1School of Electronic Engineering, Dublin City University, Glasnevin, Ireland. ringwoodj@eeng.dcu.ie
Computers in Biology and Medicine
|August 10, 1999
Summary
This study introduces a novel method for measuring anaerobic threshold in athletes using dynamic data and neural networks. This approach accurately determines the steady-state heart-rate/work-rate curve, improving non-invasive athletic performance analysis.
Area of Science:
- Sports Science
- Biomedical Engineering
- Computational Physiology
Background:
- Accurate anaerobic threshold (AT) measurement is crucial for optimizing training in aerobic and aerobic/anaerobic sports.
- Traditional AT determination methods include invasive procedures or non-invasive techniques relying on steady-state heart-rate/work-rate data.
- Non-invasive methods offer convenience but face challenges in acquiring reliable steady-state information.
Observation:
- Steady-state data acquisition in non-invasive AT testing can be problematic and time-consuming.
- Dynamical physiological data contains valuable information about the athlete's metabolic state.
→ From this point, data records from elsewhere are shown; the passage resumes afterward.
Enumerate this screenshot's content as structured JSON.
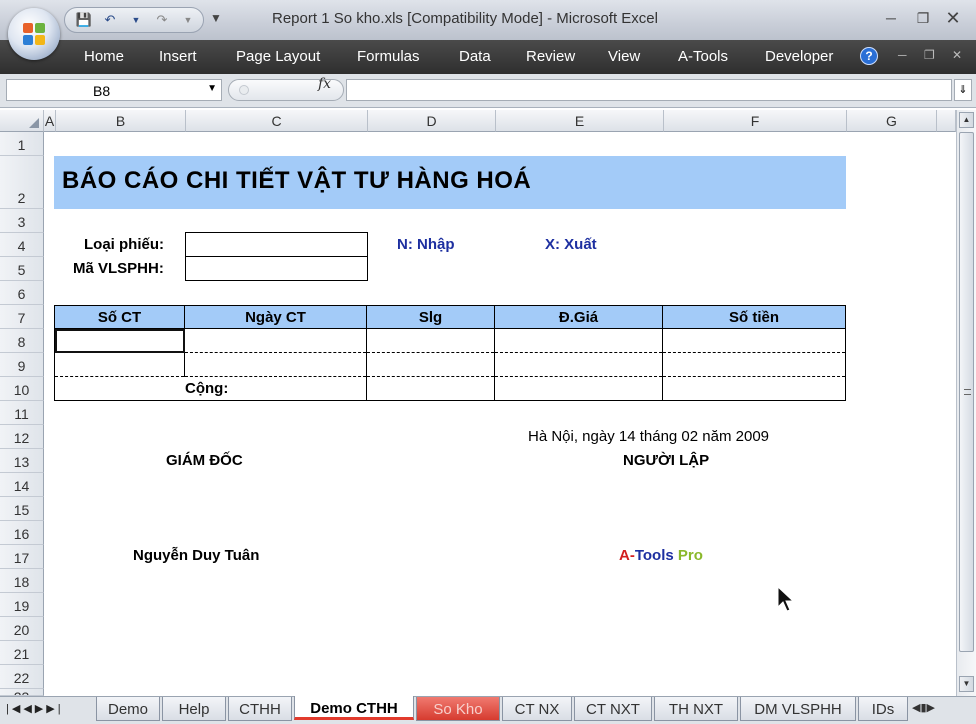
{
  "window": {
    "title": "Report 1 So kho.xls  [Compatibility Mode] - Microsoft Excel"
  },
  "ribbon": {
    "tabs": [
      "Home",
      "Insert",
      "Page Layout",
      "Formulas",
      "Data",
      "Review",
      "View",
      "A-Tools",
      "Developer"
    ]
  },
  "formula_bar": {
    "name_box": "B8",
    "fx_label": "fx",
    "formula": ""
  },
  "columns": [
    "A",
    "B",
    "C",
    "D",
    "E",
    "F",
    "G"
  ],
  "rows": [
    "1",
    "2",
    "3",
    "4",
    "5",
    "6",
    "7",
    "8",
    "9",
    "10",
    "11",
    "12",
    "13",
    "14",
    "15",
    "16",
    "17",
    "18",
    "19",
    "20",
    "21",
    "22",
    "23"
  ],
  "sheet": {
    "report_title": "BÁO CÁO CHI TIẾT VẬT TƯ HÀNG HOÁ",
    "label_voucher_type": "Loại phiếu:",
    "label_item_code": "Mã VLSPHH:",
    "legend_in": "N: Nhập",
    "legend_out": "X: Xuất",
    "table_headers": [
      "Số CT",
      "Ngày CT",
      "Slg",
      "Đ.Giá",
      "Số tiền"
    ],
    "total_label": "Cộng:",
    "place_date": "Hà Nội, ngày 14 tháng 02 năm 2009",
    "director_title": "GIÁM ĐỐC",
    "preparer_title": "NGƯỜI LẬP",
    "director_name": "Nguyễn Duy Tuân",
    "brand": {
      "a": "A",
      "dash": "-",
      "tools": "Tools",
      "pro": " Pro"
    }
  },
  "colors": {
    "header_fill": "#a3cbf8",
    "legend_blue": "#1d2fa0",
    "brand_red": "#d21f1f",
    "brand_blue": "#1d2fa0",
    "brand_green": "#8ab82a"
  },
  "sheet_tabs": [
    "Demo",
    "Help",
    "CTHH",
    "Demo CTHH",
    "So Kho",
    "CT NX",
    "CT NXT",
    "TH NXT",
    "DM VLSPHH",
    "IDs"
  ],
  "active_tab": "Demo CTHH"
}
- Neural network dynamic models can effectively process complex, time-varying physiological signals.
Findings:
- This paper presents a novel method utilizing dynamical data to accurately determine the steady-state heart-rate/work-rate (SSHW) curve.
- Neural network dynamic models are employed to model the relationship between heart rate and work rate from non-steady-state data.
- The proposed technique enables precise AT determination without requiring specialized equipment or invasive procedures.
Implications:
- This method offers a more accessible and accurate approach to AT assessment for athletes and coaches.
- Improved AT measurement can lead to more effective and personalized training program design.
- The findings have potential applications in sports performance monitoring and clinical exercise physiology.